Orientation
Lesson goal: describe magnetic fields and field patterns around magnets, straight wires, coils, solenoids, and electromagnets.
Direction rules matter. A correct answer should state both the rule used and the resulting field direction.
Core Content
Magnetic fields exert forces on magnetic materials and moving charges. Around a current-carrying wire, the magnetic field forms circular loops.
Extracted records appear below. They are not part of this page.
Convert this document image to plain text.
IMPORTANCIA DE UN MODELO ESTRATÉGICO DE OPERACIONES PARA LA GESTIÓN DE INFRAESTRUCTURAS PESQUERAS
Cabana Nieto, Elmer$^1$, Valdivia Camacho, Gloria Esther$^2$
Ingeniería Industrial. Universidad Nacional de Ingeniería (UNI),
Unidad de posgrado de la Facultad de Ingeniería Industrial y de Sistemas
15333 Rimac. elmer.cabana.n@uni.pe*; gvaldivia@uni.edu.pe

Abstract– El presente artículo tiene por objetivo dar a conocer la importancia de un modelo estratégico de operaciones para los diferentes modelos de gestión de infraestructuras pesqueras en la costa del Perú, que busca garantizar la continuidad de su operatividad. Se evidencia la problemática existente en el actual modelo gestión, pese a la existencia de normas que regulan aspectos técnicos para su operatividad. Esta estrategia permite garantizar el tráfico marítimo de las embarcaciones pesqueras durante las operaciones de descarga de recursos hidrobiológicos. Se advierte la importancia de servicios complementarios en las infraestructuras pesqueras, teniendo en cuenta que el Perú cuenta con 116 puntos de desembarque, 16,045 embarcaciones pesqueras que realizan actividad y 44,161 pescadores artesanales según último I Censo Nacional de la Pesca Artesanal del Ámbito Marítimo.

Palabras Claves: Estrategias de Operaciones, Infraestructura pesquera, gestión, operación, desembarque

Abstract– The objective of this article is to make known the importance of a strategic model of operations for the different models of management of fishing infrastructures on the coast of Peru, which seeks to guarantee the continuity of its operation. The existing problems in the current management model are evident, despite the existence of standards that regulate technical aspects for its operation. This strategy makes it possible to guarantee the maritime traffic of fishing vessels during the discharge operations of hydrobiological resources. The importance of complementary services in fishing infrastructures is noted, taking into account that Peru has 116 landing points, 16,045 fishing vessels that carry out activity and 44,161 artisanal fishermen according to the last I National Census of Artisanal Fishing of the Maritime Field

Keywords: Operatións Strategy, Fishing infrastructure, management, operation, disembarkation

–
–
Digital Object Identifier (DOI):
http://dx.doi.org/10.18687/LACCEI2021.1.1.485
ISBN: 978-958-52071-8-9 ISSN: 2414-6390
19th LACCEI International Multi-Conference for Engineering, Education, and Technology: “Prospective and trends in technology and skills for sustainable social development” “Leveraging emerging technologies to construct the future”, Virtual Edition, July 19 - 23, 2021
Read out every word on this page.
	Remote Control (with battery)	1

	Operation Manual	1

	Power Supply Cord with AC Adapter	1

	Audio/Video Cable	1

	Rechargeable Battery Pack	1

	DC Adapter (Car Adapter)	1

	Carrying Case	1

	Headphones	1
Around a solenoid, the field resembles a bar magnet and is strengthened by more turns, greater current, and a suitable core.
Useful force relations:
$$F = BIL\sin\theta$$
$$F = qvB\sin\theta$$
| Situation | Direction rule |
|---|---|
| straight current-carrying wire | right-hand grip rule |
| solenoid | curled fingers show current, thumb points north pole |
| force on current in field | relevant motor-effect hand rule if introduced |
Concept Check
-
Around a straight current-carrying wire, magnetic field lines are:
- A. circular around the wire
- B. straight away from the wire only
- C. absent
- D. always vertical
Answer: A.
-
A solenoid's field is strengthened by:
- A. reducing current to zero
- B. increasing turns or current
- C. removing all coils
- D. using no core under any condition
Answer: B.
-
Magnetic force on a moving charge is greatest when velocity is:
- A. parallel to the field
- B. perpendicular to the field
- C. zero
- D. unrelated to field direction
Answer: B.
Applied Practice
A 0.30 m wire carries 4.0 A perpendicular to a 0.20 T magnetic field.
Find the magnetic force.
$$F = BIL\sin\theta = 0.20\times4.0\times0.30\times\sin90^\circ$$
$$F = 0.24\ \text{N}$$
Final answer: $0.24\ \text{N}$; force is maximum because the wire is perpendicular to the field.
Deep Practice And Writing
Prompt: explain how an electromagnet can be strengthened and why each change affects the magnetic field.
Maintenance Loop
Retrieve field pattern around a wire, solenoid field direction, and the condition for maximum magnetic force.